Cambiato il nome, bisogna mandare in pensione tutti gli “eroi” di un passato da dimenticare e quindi ripensare la redazione, ripensare le strategie, allontanare il sottobosco di scrittori, scribacchini, macchinisti, fuochisti, affini, alfieri del politically-correct ad ogni costo, che hanno sempre costituito la fanteria sfilacciata con cui raggiungere la “mission”, e non hanno mai prodotto nulla se non veleno sociale, dannoso per la nazione tutta.

Dulcis in fundo, bisogna aprirsi al pianeta che cambia, bisogna pensare “globale” mentre si continua a camminare con i piedi ben piantati per terra.

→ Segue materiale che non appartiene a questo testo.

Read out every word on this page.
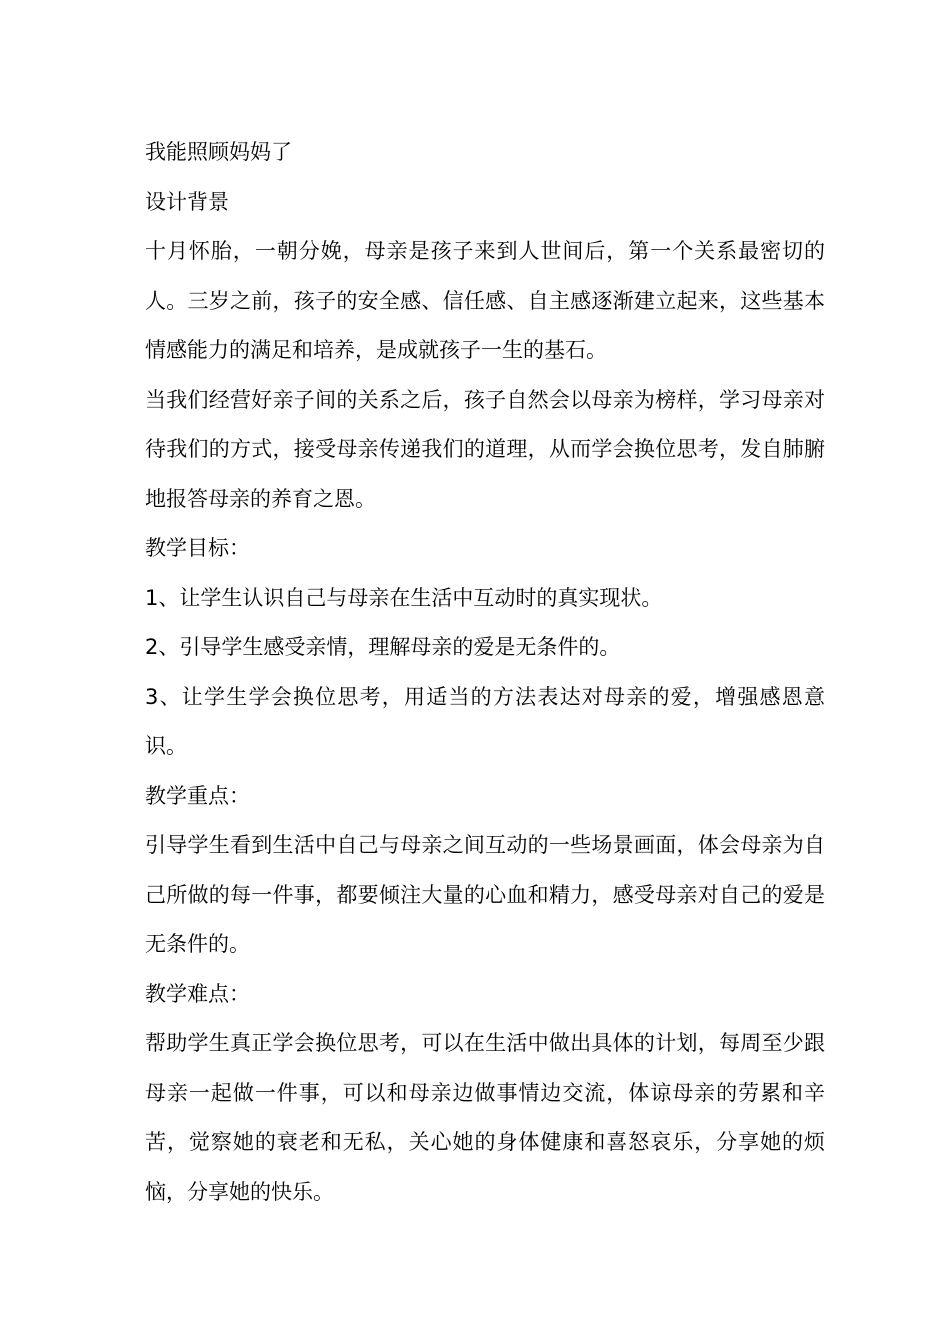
我能照顾妈妈了

设计背景

十月怀胎，一朝分娩，母亲是孩子来到人世间后，第一个关系最密切的人。三岁之前，孩子的安全感、信任感、自主感逐渐建立起来，这些基本情感能力的满足和培养，是成就孩子一生的基石。

当我们经营好亲子间的关系之后，孩子自然会以母亲为榜样，学习母亲对待我们的方式，接受母亲传递我们的道理，从而学会换位思考，发自肺腑地报答母亲的养育之恩。

教学目标：

1、让学生认识自己与母亲在生活中互动时的真实现状。

2、引导学生感受亲情，理解母亲的爱是无条件的。

3、让学生学会换位思考，用适当的方法表达对母亲的爱，增强感恩意识。

教学重点：

引导学生看到生活中自己与母亲之间互动的一些场景画面，体会母亲为自己所做的每一件事，都要倾注大量的心血和精力，感受母亲对自己的爱是无条件的。

教学难点：

帮助学生真正学会换位思考，可以在生活中做出具体的计划，每周至少跟母亲一起做一件事，可以和母亲边做事情边交流，体谅母亲的劳累和辛苦，觉察她的衰老和无私，关心她的身体健康和喜怒哀乐，分享她的烦恼，分享她的快乐。
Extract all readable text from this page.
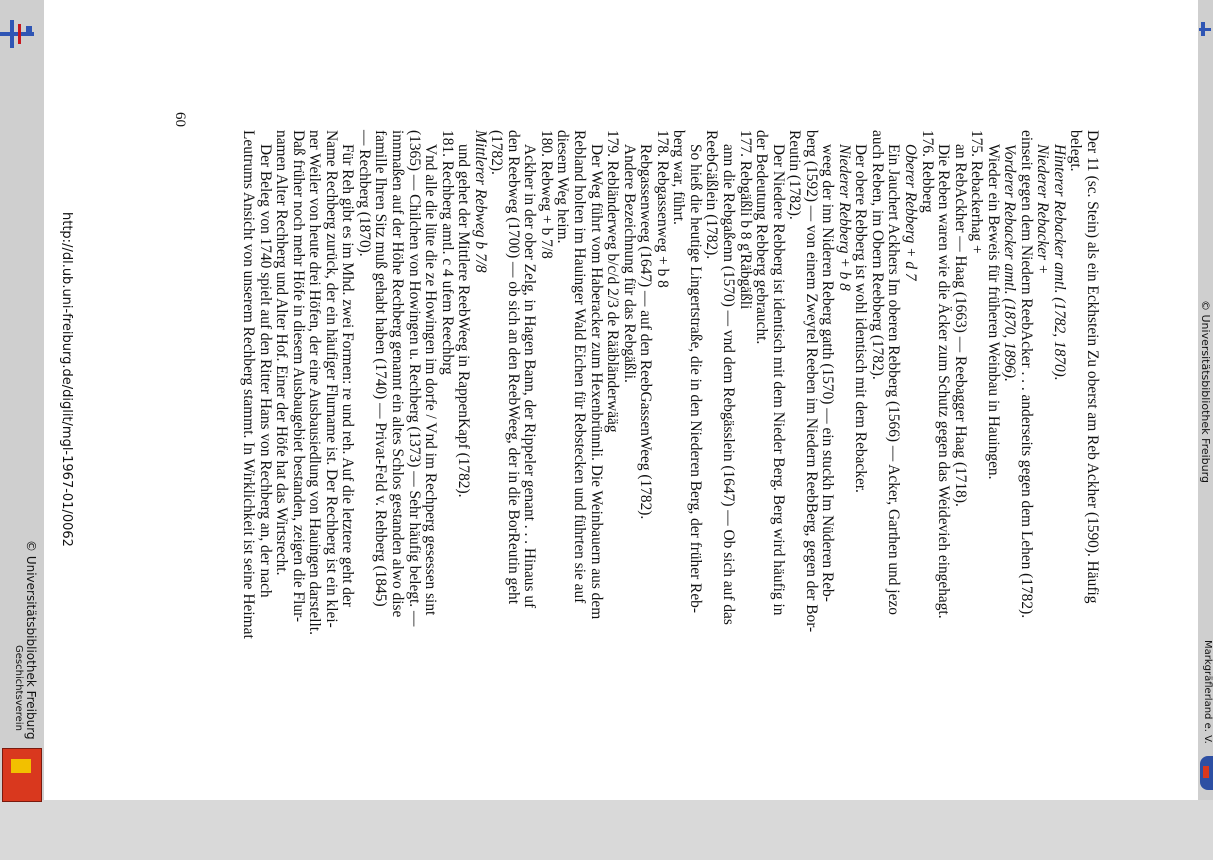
http://dl.ub.uni-freiburg.de/diglit/mgl-1967-01/0062
© Universitätsbibliothek Freiburg
Geschichtsverein	Markgräflerland e. V.
© Universitätsbibliothek Freiburg

Der 11 (sc. Stein) als ein Eckhstein Zu oberst am Reb Ackher (1590). Häufig

belegt.

Hinterer Rebacker amtl. (1782, 1870).

Niederer Rebacker +

einseit gegen dem Niedern ReebAcker . . . anderseits gegen dem Lehen (1782).

Vorderer Rebacker amtl. (1870, 1896).

Wieder ein Beweis für früheren Weinbau in Hauingen.

175. Rebackerhag +

an RebAckher — Haag (1663) — Reebagger Haag (1718).

Die Reben waren wie die Äcker zum Schutz gegen das Weidevieh eingehagt.

176. Rebberg

Oberer Rebberg + d 7

Ein Jauchert Ackhers Im oberen Rebberg (1566) — Acker, Garthen und jezo

auch Reben, im Obern Reebberg (1782).

Der obere Rebberg ist wohl identisch mit dem Rebacker.

Niederer Rebberg + b 8

weeg der inn Nideren Reberg gatth (1570) — ein stuckh Im Nüderen Reb-

berg (1592) — von einem Zweytel Reeben im Niedern ReebBerg, gegen der Bor-

Reutin (1782).

Der Niedere Rebberg ist identisch mit dem Nieder Berg. Berg wird häufig in

der Bedeutung Rebberg gebraucht.

177. Rebgäßli b 8 g'Räbgäßli

ann die Rebgaßenn (1570) — vnd dem Rebgässlein (1647) — Ob sich auf das

ReebGäßlein (1782).

So hieß die heutige Lingertstraße, die in den Niederen Berg, der früher Reb-

berg war, führt.

178. Rebgassenweg + b 8

Rebgassenweeg (1647) — auf den ReebGassenWeeg (1782).

Andere Bezeichnung für das Rebgäßli.

179. Rebländerweg b/c/d 2/3 de Rääbländerwääg

Der Weg führt vom Haberacker zum Hexenbrünnli. Die Weinbauern aus dem

Rebland holten im Hauinger Wald Eichen für Rebstecken und führten sie auf

diesem Weg heim.

180. Rebweg + b 7/8

Ackher in der ober Zelg, in Hagen Bann, der Rippeler genant . . . Hinaus uf

den Reebweg (1700) — ob sich an den ReebWeeg, der in die BorReutin geht

(1782).

Mittlerer Rebweg b 7/8

und gehet der Mittlere ReebWeeg in RappenKapf (1782).

181. Rechberg amtl. c 4 ufem Reechbrg

Vnd alle die lüte die ze Howingen im dorfe / Vnd im Rechperg gesessen sint

(1365) — Chilchen von Howingen u. Rechberg (1373) — Sehr häufig belegt. —

innmaßen auf der Höhe Rechberg genannt ein altes Schlos gestanden alwo dise

famille Ihren Sitz muß gehabt haben (1740) — Privat-Feld v. Rehberg (1845)

— Rechberg (1870).

Für Reh gibt es im Mhd. zwei Formen: re und reh. Auf die letztere geht der

Name Rechberg zurück, der ein häufiger Flurname ist. Der Rechberg ist ein klei-

ner Weiler von heute drei Höfen, der eine Ausbausiedlung von Hauingen darstellt.

Daß früher noch mehr Höfe in diesem Ausbaugebiet bestanden, zeigen die Flur-

namen Alter Rechberg und Alter Hof. Einer der Höfe hat das Wirtsrecht.

Der Beleg von 1740 spielt auf den Ritter Hans von Rechberg an, der nach

Leutrums Ansicht von unserem Rechberg stammt. In Wirklichkeit ist seine Heimat

60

Nell’era prima dell’anti-vippismo, bisogna, insomma, immaginare un giornale che sia cittadino credibile del mondo, che mostri tale credibilità con i fatti, ovvero a suon di notizie pubblicate, a suon di inchieste giornalistiche che non guardano in faccia nessuno, senza bandiere e banderuole da sventolare, o da difendere, cimeli assolutamente ridicoli nell’era post rivoluzione digitale.

Ah, dimenticavo! Nulla di personale, ma io riconsidererei anche il nuovo “appointment” direttivo… Personaggi come Ferruccio De Bortoli e pochi altri dovrebbero dirigere questa nuova realtà editoriale ideale, altrimenti il problema resterebbe sempre sul tavolo, irrisolto, si sarebbe semplicemente punto e a capo!